Mr. Sipp – The Mississippi Blues Child | Album Review

mrsippcdMr. Sipp – The Mississippi Blues Child

Malaco Music Group MCD 7547

14 songs – 66 minutes

www.mrsippthemississippiblueschild.com

Don’t be fooled by his boyish appearance or the Erkel glasses he and his bandmates wear on stage or the astronomical ascendance he achieved after winning the International Blues Challenge two years ago – Mr. Sipp isn’t a blues child, as the title of this album implies. He’s definitely a man among men as soon as he steps foot on stage.

Born in McComb, Miss., the home of Bo Diddley, King Solomon Hill, Omar Kent Dykes and Britney Spears, Sipp was a child prodigy. He’s a powerful vocalist and songwriter who enjoyed a 20-year career in gospel before leaping into the blues, working on several Grammy-nominated projects with groups that included The Williams Brothers, the Jackson Southernaires, Rhonda Chambers, the True Believers and the Pilgrim Jubilee Singers, among others, and traveling the globe.

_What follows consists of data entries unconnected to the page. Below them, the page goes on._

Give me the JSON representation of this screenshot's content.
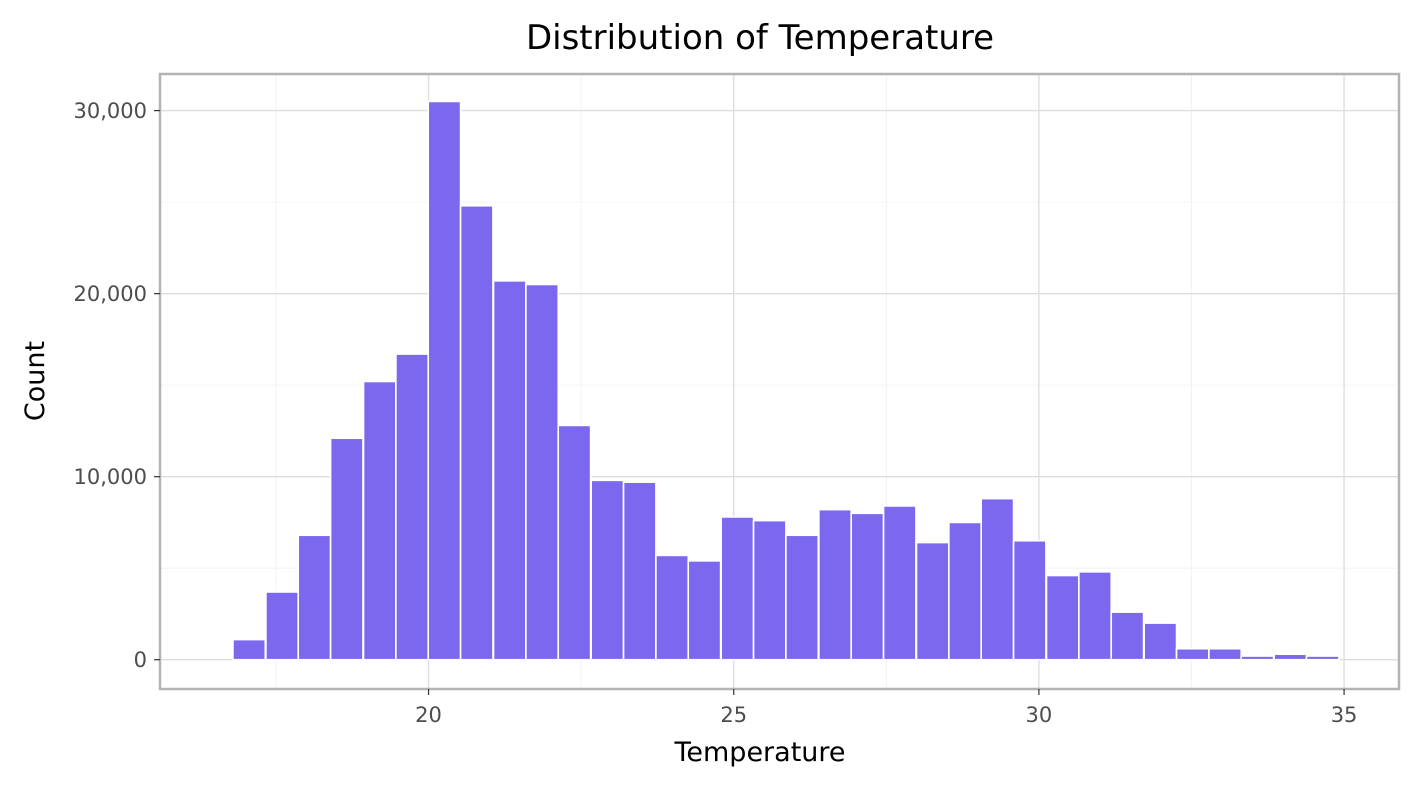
{
  "chart_data": {
    "type": "bar",
    "title": "Distribution of Temperature",
    "xlabel": "Temperature",
    "ylabel": "Count",
    "bar_color": "#7b68ee",
    "bar_edge_color": "#ffffff",
    "bin_width": 0.53,
    "xlim": [
      15.6,
      35.9
    ],
    "ylim": [
      -1600,
      32000
    ],
    "x_ticks": [
      20,
      25,
      30,
      35
    ],
    "x_tick_labels": [
      "20",
      "25",
      "30",
      "35"
    ],
    "y_ticks": [
      0,
      10000,
      20000,
      30000
    ],
    "y_tick_labels": [
      "0",
      "10,000",
      "20,000",
      "30,000"
    ],
    "grid": true,
    "legend": "none",
    "bins": [
      {
        "x": 16.53,
        "value": 0
      },
      {
        "x": 17.06,
        "value": 1100
      },
      {
        "x": 17.6,
        "value": 3700
      },
      {
        "x": 18.13,
        "value": 6800
      },
      {
        "x": 18.66,
        "value": 12100
      },
      {
        "x": 19.2,
        "value": 15200
      },
      {
        "x": 19.73,
        "value": 16700
      },
      {
        "x": 20.26,
        "value": 30500
      },
      {
        "x": 20.79,
        "value": 24800
      },
      {
        "x": 21.33,
        "value": 20700
      },
      {
        "x": 21.86,
        "value": 20500
      },
      {
        "x": 22.39,
        "value": 12800
      },
      {
        "x": 22.93,
        "value": 9800
      },
      {
        "x": 23.46,
        "value": 9700
      },
      {
        "x": 23.99,
        "value": 5700
      },
      {
        "x": 24.52,
        "value": 5400
      },
      {
        "x": 25.06,
        "value": 7800
      },
      {
        "x": 25.59,
        "value": 7600
      },
      {
        "x": 26.12,
        "value": 6800
      },
      {
        "x": 26.66,
        "value": 8200
      },
      {
        "x": 27.19,
        "value": 8000
      },
      {
        "x": 27.72,
        "value": 8400
      },
      {
        "x": 28.26,
        "value": 6400
      },
      {
        "x": 28.79,
        "value": 7500
      },
      {
        "x": 29.32,
        "value": 8800
      },
      {
        "x": 29.85,
        "value": 6500
      },
      {
        "x": 30.39,
        "value": 4600
      },
      {
        "x": 30.92,
        "value": 4800
      },
      {
        "x": 31.45,
        "value": 2600
      },
      {
        "x": 31.99,
        "value": 2000
      },
      {
        "x": 32.52,
        "value": 600
      },
      {
        "x": 33.05,
        "value": 600
      },
      {
        "x": 33.58,
        "value": 200
      },
      {
        "x": 34.12,
        "value": 300
      },
      {
        "x": 34.65,
        "value": 200
      }
    ]
  }
}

When the Vicksburg Blues Society needed a representative for the IBCs in 2004, however, he jumped at the chance to represent them, arriving in Memphis knowing only six blues tunes upon arrival, but walking away with the title. Other honors have followed quickly as he’s established himself as one of the rising stars in soul-blues.

This is the fourth album to his credit and the first on the legendary Malaco imprint following his victory, and features his regular rhythm section of Stanley Dixon Jr. on drums and Jeff Flanagan on bass and backing vocals. Rounding out the sound are a horn section comprised of Kimble Funchess (trumpet), William Brown (trombone) and Jessie Palmer (saxes) with assists from Murph Caidedo and Timothy Henderson (drums), Damien Strauder and Michael Thomas (keyboards) and Chris Gill (slide guitar).

“TMBC” – an acronym for The Mississippi Blues Child – kicks off the disc. In it, Sipp delivers his autobiography, describing how he picked up the guitar for the first time at age six and faced scorn from preachers when he decided to make the leap from gospel to blues. His prodigious six-string talents are on display during the mid-tune solo. Next up is a loping marriage proposal, “Jump The Broom,” which refers to a custom between bride and groom that dates to the 18th Century and has become a common practice during African American weddings in the South.

“In The Fire” starts with a power trio feel before evolving into a ballad that recounts Sipp having to defend himself for criticism – in their eyes, setting his soul ablaze — as he launched his new career, while “Hole In My Heart” addresses the pain felt when love goes sour. A single-note guitar run kicks off the follow-up, the B.B. King-influenced ballad “Say The Word,” which requests the woman reveal her true feelings in order to set him free.

“Sipp Slide” fires out of the box. It’s a fast-paced boogie that urges folks out on the dance floor to bust it loose in any manner they wish. Next up, “Nobody’s Bizness” delivers a message about anyone who wants to criticize the singer for spending money the way he does. “Jackpot” is a tune reminiscent of the Detroit Junior classic, “Call My Job,” in which the subject cashes in on a windfall, this time at a casino and in a dream, not a race track in real life, and isn’t going to work today. It’s soulfully funky and fresh.

The mood quiets for “What Is Love,” which is delivered with a spoken introduction and perfect for grinding on the dance floor. The theme continues with “V.I.P.” — the soulful request for the woman to allow him into a special section in her heart – and “Tonight” – a tender ballad that expresses a wish that the woman is “doing fine” and wondering if there’s something on her mind.

“Hold It In The Road” is a soul-blues standard that describes a beautiful woman. The title refers to how the singer has to conduct himself when she asks how he’s doing – even though he’s totally bowled over. “Be Careful” is a cautionary tale of faithfulness and denial after someone claims she spotted the singer at a motel with another woman. “Too Much Water,” the disc’s finale, speaks to a former lover’s request to pick up the relationship again while the singer simply wants to remain friends.

One of Sipp’s favorite expressions is “Let’s knock a hole in it,” and The Mississippi Blues Child does just that, as evidenced by his recent win at the Blues Music Awards for Best New Artist Blues Album. If this record were on vinyl, you’d wear it out from repeated plays. It’s that good. Available everywhere.